Definitions of Terms

The following terms, when used in the Plan, will have the meanings and be subject to the provisions set forth below:

Administrator” means the General Partner. The Administrator may delegate his authority to a Committee and delegate administrative tasks to such Persons as it deems appropriate.

Award” means an award of Common Units under the Common Unit Plan.

Cause” shall mean the occurrence of any of the following by the Participant: (i) Participant is convicted of, pleads guilty to, or confesses to any felony or any act of fraud, theft, misappropriation or embezzlement; (ii) any act or omission by Participant involving malfeasance, gross negligence, or intentional failure in the performance of Participant’s duties to the Company and, within five (5) days after written notice from the Company of any such act or omission, Participant has not corrected such act or omission; or (iii) Participant otherwise fails to comply with the terms of this Agreement.

Code” means the Internal Revenue Code of 1986, as amended.

Committee” means, for the purposes of this Plan such committee that the General Partner, in consultation with the boards of the Employers of the Participants has, from time to time, made responsible for matters relating to this Common Unit Plan.

Common Unit” has the meaning set forth in the Limited Partnership Agreement.

Distribution” means cash or property (net of liabilities assumed or to which the property is subject) distributed to a Partner in respect of the Partner’s Interest and does not include advisory fees, compensation or expense reimbursements paid to a holder of Common Units or his or her Affiliates.

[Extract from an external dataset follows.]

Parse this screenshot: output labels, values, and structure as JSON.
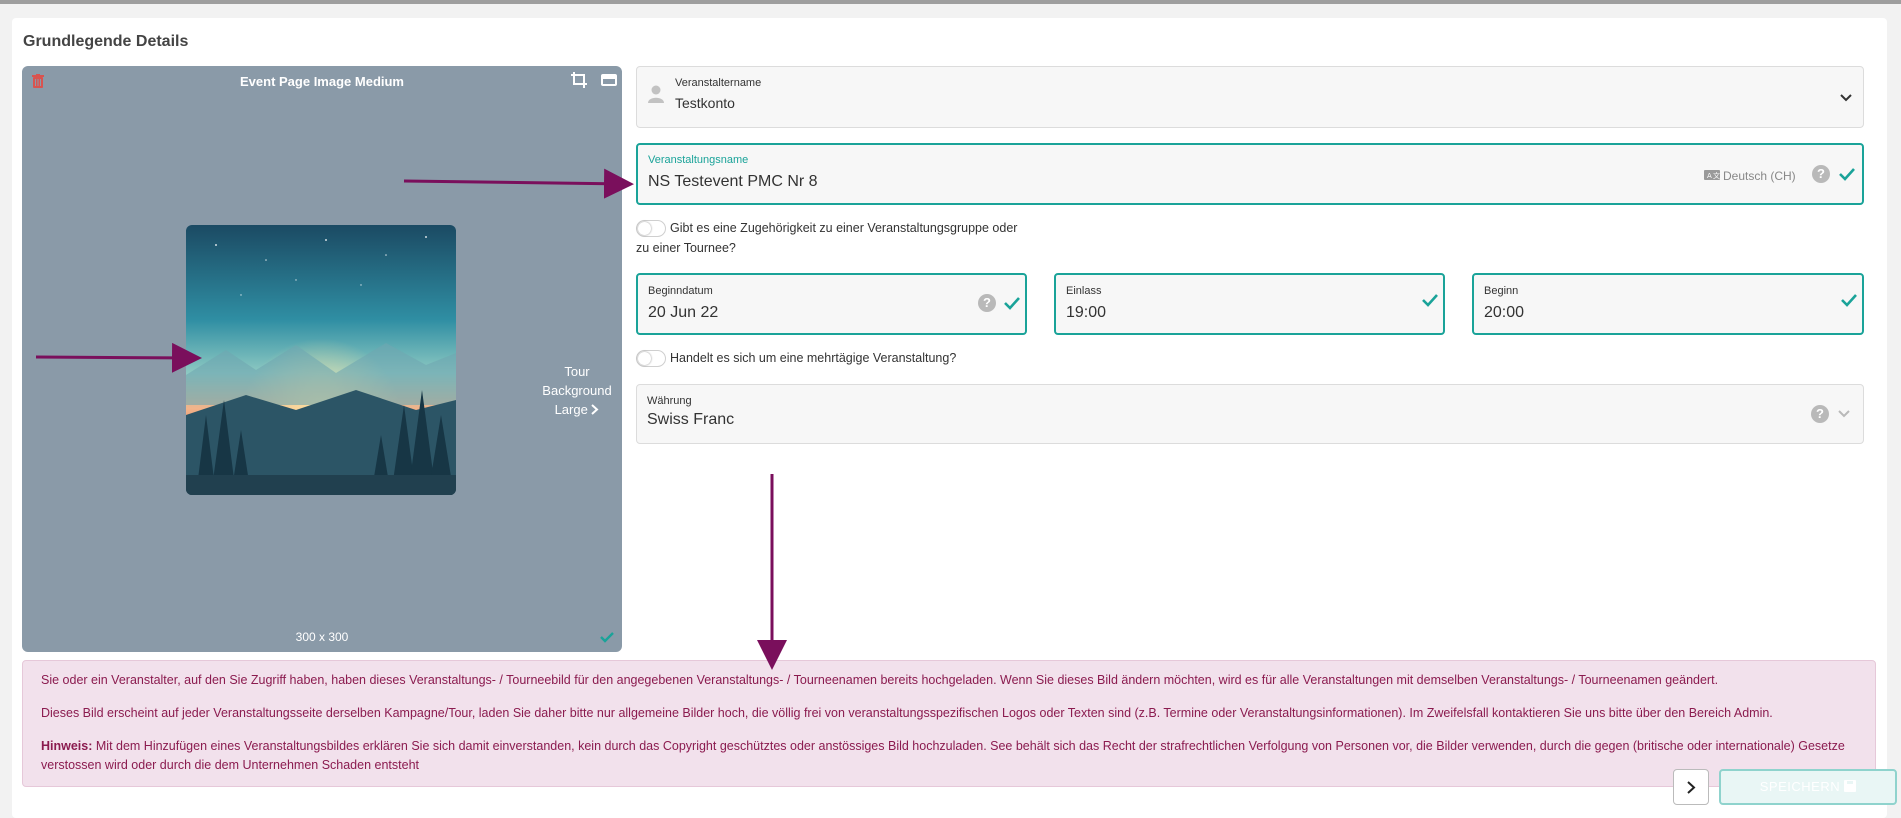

Effective Date” means the date of adoption of this Common Unit Plan by the General Partner.

Employ” or “Employment” means a Participant’s active employment or other service relationship with a Subsidiary of the Partnership. Unless the Administrator provides otherwise: (1) a Participant who receives an Award in respect of his or her active employment with a Subsidiary will be deemed to cease Employment when the employee-employer relationship with the Subsidiary ceases; (2) a Participant who receives an Award in any other capacity will be deemed to continue Employment so long as the Participant is providing services in a capacity and to an entity described in Section 5; and (3) if a Participant’s relationship is solely with an entity that ceases to be an Affiliate, the Participant will be deemed to cease Employment when the entity ceases to be an Affiliate unless the Participant transfers Employment to a remaining Affiliate. In any case in which payment under an Award is deemed or determined to consist of “nonqualified deferred compensation” subject to Section 409A of the Code is intended to satisfy


Section 409A(a)(2) of the Code by reason of Section 409A(a)(2)(A)(i) of the Code (pertaining to distributions in connection with a separation from service), any provision of the Award providing for payment upon a cessation of Employment shall be deemed modified (including by limiting the definition of “Affiliate” for purposes of this definition of “Employment” to those corporations or other entities that stand in a relationship to the Partnership that would result in the Partnership and such corporation or other entity being treated as part of a single employer under Section 414(b) or Section 414(c) of the Code) to the extent necessary to comply with Section 409A of the Code.

Employee” means any Person who is actively Employed by any Subsidiary of the Partnership.

Employer” means the Subsidiary of the Partnership that Employs the Participant.

Fair Value” means, unless otherwise defined in the Common Unit Agreement, the fair market value of a Common Unit as determined reasonably and in good faith by the Administrator, determined in accordance with the Limited Partnership Agreement.

Interest” means, with respect to any Partner as of any time, such Partner’s limited partnership interest in the Partnership, which includes the number of Common Units such Partner holds and such Partner’s Capital Account balance.

Limited Partnership Agreement” means the agreement of exempted limited partnership of TMM Holdings II Limited Partnership dated as of [—], 2013, as amended from time to time.

Participant” means a Person who is granted an Award under the Common Unit Plan.

Plan” or “Common Unit Plan” means the TMM Holdings II Limited Partnership 2013 Management Incentive Plan, as from time to time amended and in effect.

Restrictive Covenants” means, with respect to each Participant, any of the restrictive covenants as defined in the Common Unit Agreement.

Retirement” means a voluntary termination of Participant’s Employment upon or following the attainment of age 55 and the completion of at least five years of Employment with the Employer, which termination is consented to by the Employer, in its sole discretion.

Section 409A” means Section 409A of the Code.